Some residents are upset by what they see as a fear-based effort to block outsiders from their upscale neighborhood and to reroute an access path where it was never intended.

Others are upset that the project, which was halted last fall for lack of proper permits, has been delayed and costs increased because of what they say is conflicting information given to the association by city officials.

One key issue is whether the city has the authority to require public access to a private park.

The original park plan was proposed as part of the Linwood Village community proposed by Christopherson Homes and approved by the city in 2003. The private park included a public pathway opening onto Linwood Avenue, at the northern border of the subdivision.

Christopherson Homes began construction on the subdivision but later defaulted on the project during the recession. In 2010, Lennar Homes purchased the partially completed homes and empty lots and finished the subdivision, but it was up to the homeowners association to complete the park.
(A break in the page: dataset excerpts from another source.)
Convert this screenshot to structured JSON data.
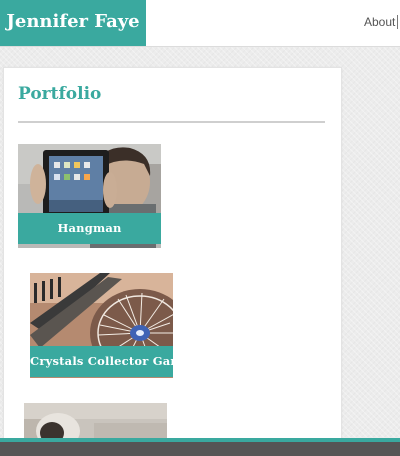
{
  "header": {
    "brand": "Jennifer Faye",
    "nav": [
      {
        "label": "About"
      }
    ]
  },
  "main": {
    "title": "Portfolio",
    "projects": [
      {
        "label": "Hangman",
        "image": "person-holding-ipad-photo"
      },
      {
        "label": "Crystals Collector Game",
        "image": "spinning-carnival-ride-photo"
      },
      {
        "label": "",
        "image": "partial-project-photo"
      }
    ]
  },
  "colors": {
    "accent": "#3aa99f",
    "footer": "#555555",
    "background": "#ececec"
  }
}
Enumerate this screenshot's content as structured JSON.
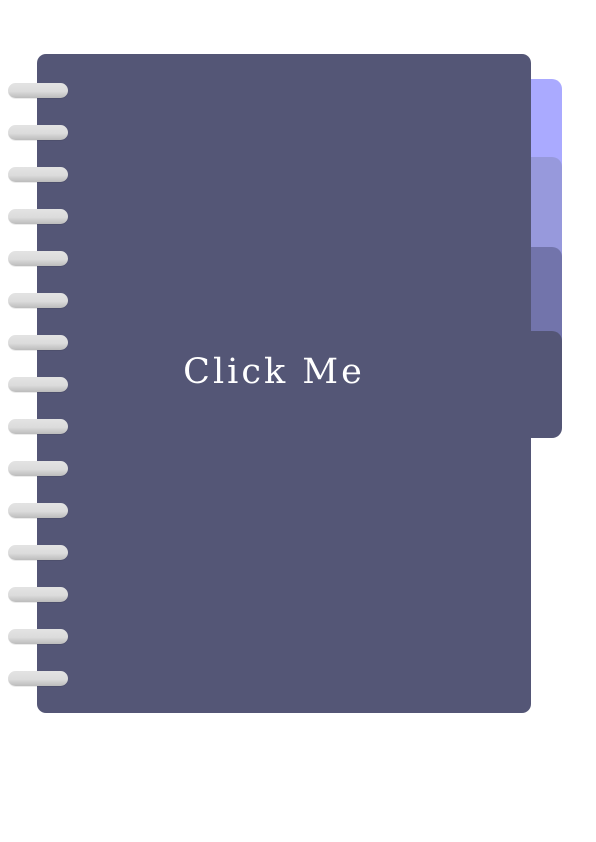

The association redesigned the park to eliminate the path from Linwood and to move a path accessible to disabled people from Chokeberry Court to Nectarine Drive. But the new location crosses right in front of the home of Kristen Wood and Chris Lockheed, who consider it an intrusion on their privacy.

In discussions with association board members, the removal of the path to Linwood Avenue was discussed as a way to keep the "bad element" out of the community, Lockheed said.

"There is very much an us-versus-them mentality behind this," Lockheed said.